It’s up and running. The “it” is the West Coast system of sensors designed to give authorities in government, utilities, schools, businesses and average citizens an early warning of a coming earthquake. It will serve California, Oregon and Washington.
Doug Given is the early earthquake warning coordinator for the U.S. Geological Survey. He spoke at a press conference announcing the completion of the project and said the system is finished but at first will only able to be used by some and not all.
“We’re making a large change from a production prototype in pilot mode to an open-for-business operational mode,” he said. That open for business mode analyzes data in an instant and send out alerts that give several seconds to up to a minute notice that an earthquake is about to happen.
That warning can be — in many cases — enough to stop trains, shut down industry, start a backup generator and give students in schools time to seek shelter. “The system is not yet finished, it’s not complete, there is a lot of work to be done, however there is a lot of capability in the system as it exists today to the point it can definitely be used,” Given said.
At this point the sensor network is half done. Funding is in place to finish the job. California’s system will be done completely in two-years and during that time frame the two Pacific Northwest states will see their system about two-thirds of the way built.
The reason mass public notification is not available yet is partly because of the current cellphone technology being too slow to do instant delivery.

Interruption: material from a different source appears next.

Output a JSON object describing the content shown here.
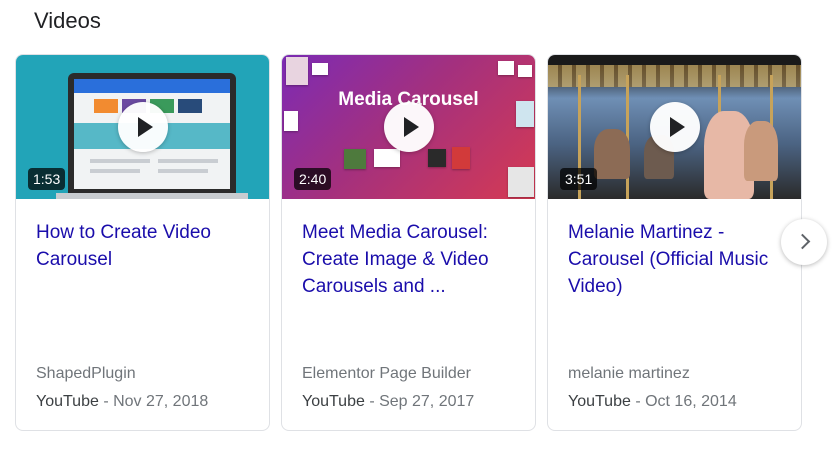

“Most folks expect to get the alerts on their phone and that is of course the preferred way that we’d like to get it into everybody’s hands. Unfortunately the technology that is built into your phone to send you notifications was not designed with earthquake early warning in mind,” Givens said.
The funding for the system has been pushed by California Democrat Rep. Adam Schiff. He says in the future it will be important that people understand the alert system and what to do when they get an alert. Equally important is what not to do.
Schiff said, “The education component is going to be very, very important, but this is a wonderful milestone. We can now see the end, I hope, in two or three years where the system is fully built out and funded and in operation.”